More importantly, non-SARGable WHERE conditions (conditions that cannot use an index) force full scans. The most common non-SARGable patterns in ABAP SQL are: applying functions to indexed columns in the WHERE clause (WHERE UPPER(matnr) = 'MATERIAL'), using LIKE with a leading wildcard (WHERE matnr LIKE '%MAT%'), and using OR across different columns (WHERE matnr = 'A' OR lifnr = 'B').
Review slow queries in ST05 or the HANA SQL analyzer for full table scans on large tables. If the WHERE condition is non-SARGable, the fix is usually to restructure the condition or to pre-compute the comparison value in the application layer.
Implicit Client Handling
ABAP's database interface automatically adds a client (MANDT) condition to most queries, using the current logon client. This implicit client handling is correct for normal application queries but causes problems in two scenarios.
First, if you use native SQL (EXEC SQL) or AMDP, the implicit client handling is not applied. Your query runs without a MANDT filter and will return data from all clients. This is almost never intentional and is a serious data isolation issue in multi-client systems.

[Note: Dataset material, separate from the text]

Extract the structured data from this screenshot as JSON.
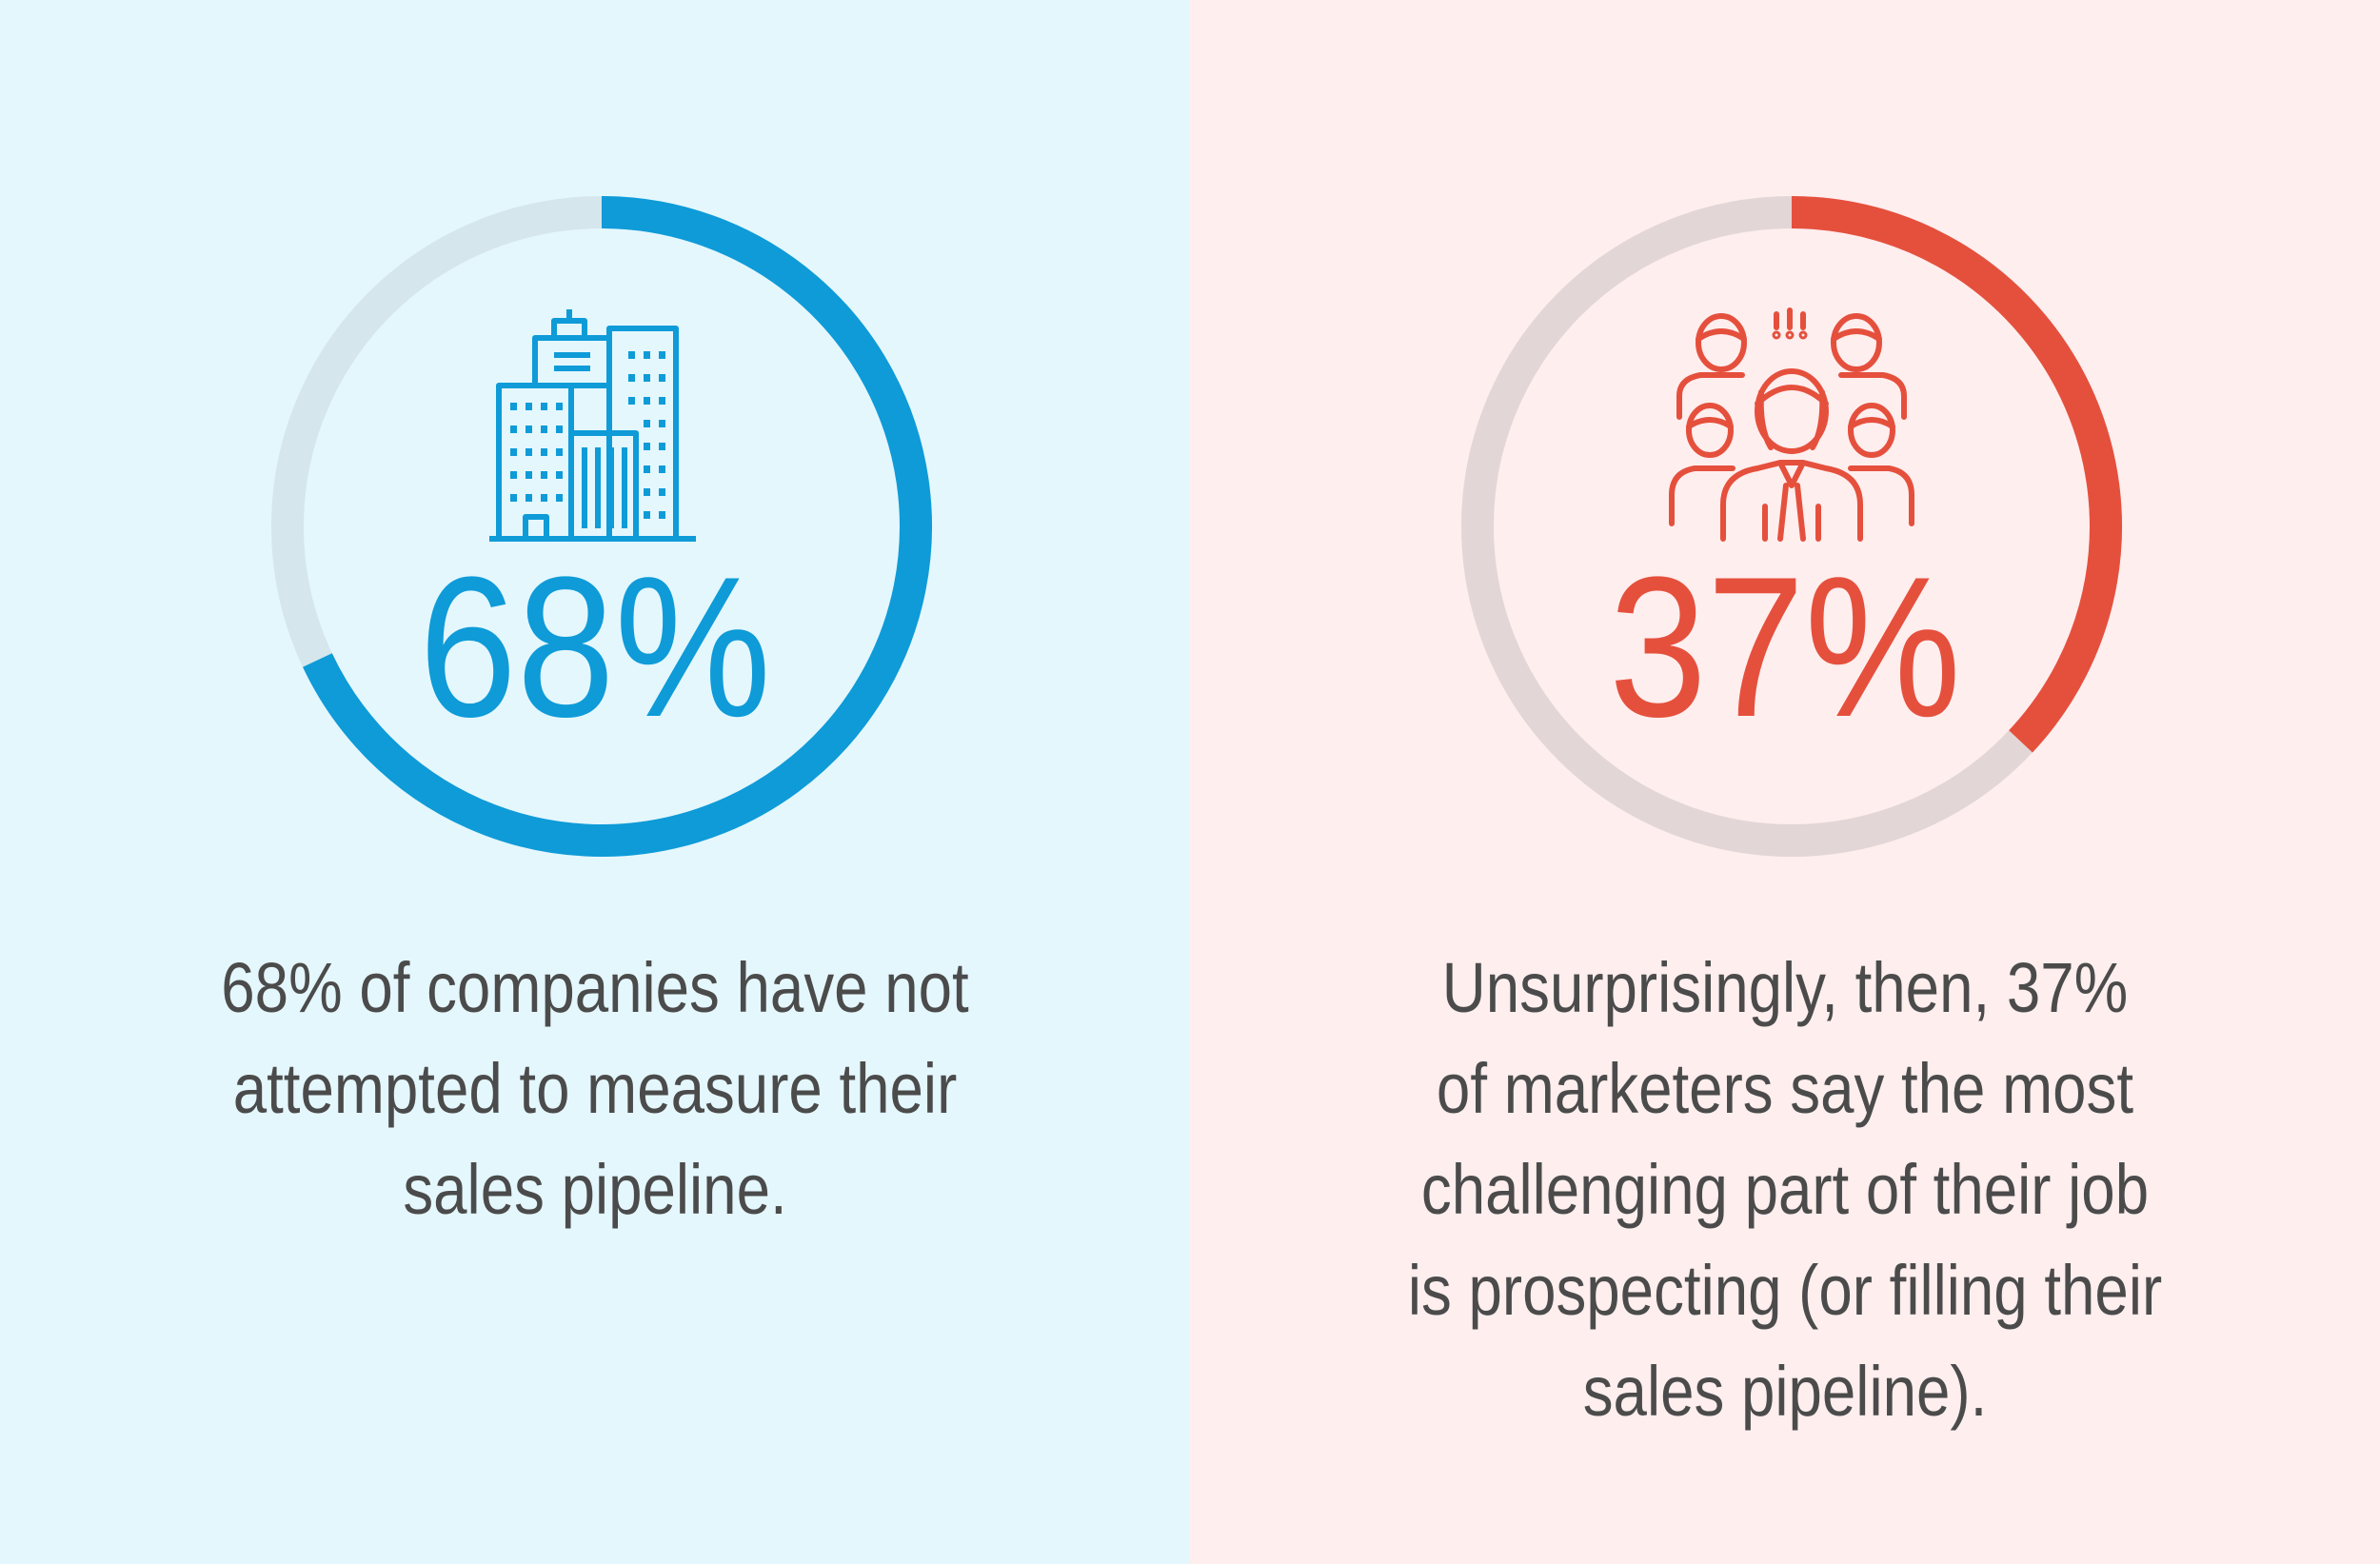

Second, if you use the CLIENT SPECIFIED addition to bypass implicit client handling, ensure the explicit MANDT condition in your WHERE clause is correct. Missing or incorrect explicit client conditions are a common source of cross-client data leakage.
HANA Pushdown and AMDP
HANA SQLScript executed directly on the database server is significantly faster for set-based operations than equivalent ABAP logic on the application server. The ABAP application server processes data one row at a time; HANA processes data as sets. For aggregations, complex joins, and analytical calculations over large datasets, the difference can be orders of magnitude.
ABAP Managed Database Procedures (AMDP) allow you to write SQLScript methods that execute on HANA and are called from ABAP. This is the preferred mechanism for performance-critical calculations that benefit from HANA pushdown.
When evaluating whether to use AMDP: if your ABAP logic reads a large dataset, loops over it, and produces an aggregated result, that logic is probably a good AMDP candidate. If it reads a small dataset and performs complex business logic with many conditional branches, ABAP is more maintainable.
Using the SQL Trace
Transaction ST05 is the primary tool for identifying SQL problems in a running ABAP program. Enable the SQL trace, run the program, disable the trace, and analyse the result.
What to look for: high-duration individual statements (indicates missing index or inefficient condition), very high statement counts (indicates SELECT-in-loop), and large rows-returned values for statements that should be selective (indicates missing WHERE condition or non-SARGable condition).
The HANA SQL analyzer provides deeper analysis: execution plans, column store vs row store operations, and HANA-specific statistics not available in ST05. For persistent performance problems, run the analysis in the HANA cockpit or via SQL: EXPLAIN PLAN FOR your-query.
> Editorial note: ABAP SQL behaviour on HANA continues to evolve. Features like AMDP and CDS views have expanded what is possible in database-layer processing. This guide applies to standard ABAP Open SQL; ABAP CDS view optimisation is a separate topic.